Между розой и мимозой сидит ворон ясноглазый, на гряде сухой, один. По грядам соседним бродит бедный ангел-землероб. Ноги голые, босые и совсем один. Он влюблен в одну принцессу, как признаться ей не знает, не узнает никогда. А ворон пару раз клюнет спелый помидор, улетит и не вернется никогда.

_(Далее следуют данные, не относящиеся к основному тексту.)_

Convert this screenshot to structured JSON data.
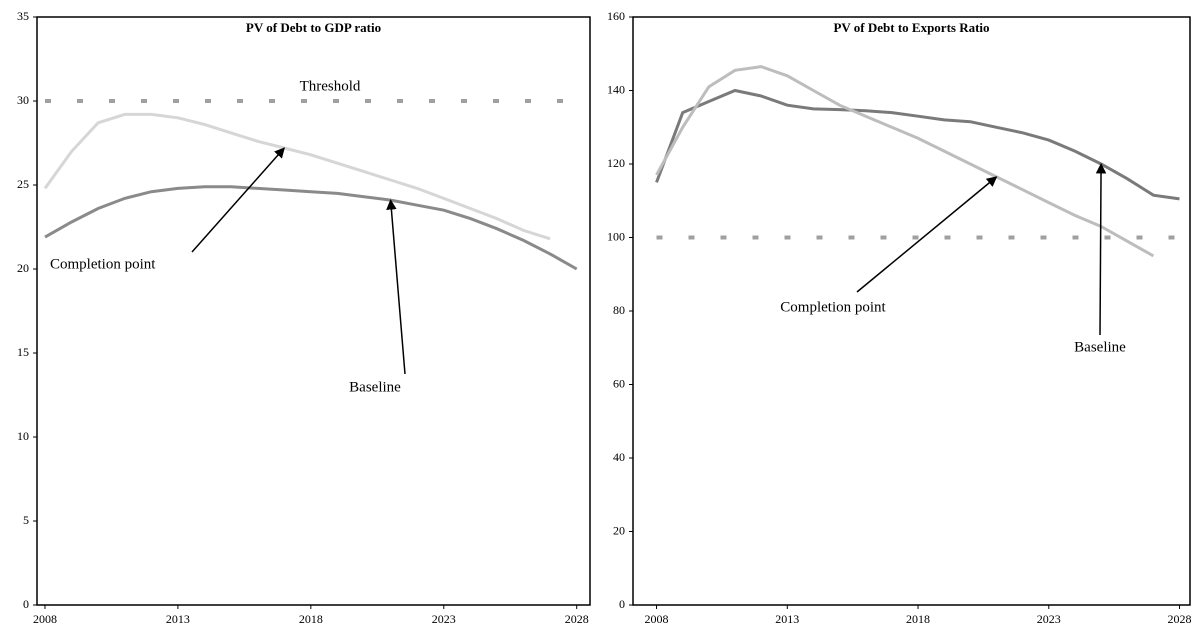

Там где не хватает чувств, рук, ног, головы, хвоста, глаз, крыльев, тоналя и нагваля, резеды и петрушки, начинаются слова. Слова о том, чего нет и никогда не будет. Слова как разбитое зеркало беспомощно тщатся и бессильно скалятся, но не могут отразить мою огромную целостность и непрерывность, дробят на кусочки, искажают суть, сверкая преломленным светом. Многогранность пустоты режет руки остротой отражаемого лунного луча.
 


В уикэнд идиоты пили чай и играли в шахматы. Царь Ирод занимался резьбой по младенцам. У вавилонских танков были вавилонские башни.
 


Путешествие. Путеводная звезда на западном небе. Я сломал дверную ручку и порезал бритву щекой, несильно. Путешествие. Это когда тебе некогда и всегда вокруг достопримечательности. Битлз. Свастики на заборе. Слова на чужом языке. Женские бюсты превратились в бюсты героев. Путешествие между розой и мимозой. По телевизору каналов больше чем в Венеции. На Марсе каналов еще больше. Марсианская канализация. Между петрушкой и резедой закопано самое большое Сокровище Мира — пуговица, которую я так и не проглотил... в детстве.
 

* * *


Весной, на берегу реки Людвиг встретил волшебника. Настоящего. Всемогущего. Великодушного. Исполняющего одно (одно!!!) желание. А не три (как золотая рыбка). Ведь волшебник не какая-то там рыбка, знает цену желаниям.
Людвиг, задумавшись, просил:
— Сделай, чтобы мне снова было пятнадцать лет!
— Понимаешь, — волшебник задумался, глянул в глаза Людвигу и продолжил: — Я ведь волшебник настоящий, не из сказок, то есть реальность такова: чтобы вернуть тебя назад на 15 лет, мне нужно взять у тебя 15 лет жизни (из тех, что тебе осталось), остальные пойдут на покрытие расходов энергии, необходимых, чтобы удерживать тебя в пятнадцатилетнем возрасте некоторое количество времени, чтобы ты еще раз мог расти, мужать и т.д. Так вот — тут — из расчета два к одному. Один год жизни там (до шестнадцати лет) — минус два года здесь. Итого, чтобы там ты дожил до двадцати (т.е. пять лет) — я заберу у тебя десять лет жизни здесь. Значит всего необходимо хотя бы 25 лет, а их у тебя, мой дорогой, всего...
— Скажи, сколько?!
— Э-э, нет, это уже будет второе желание, а впрочем, извини, я привык иметь дело с живыми людьми...
И он медленно растаял в воздухе.
А Людвиг пришел домой и сел обедать (помните историю про сэндвичи?). А вообще-то ничего не было. Ни реки, ни волшебника, ни жизни, ни смерти, ни Людвига, ни ... Это был сон. Просто сон.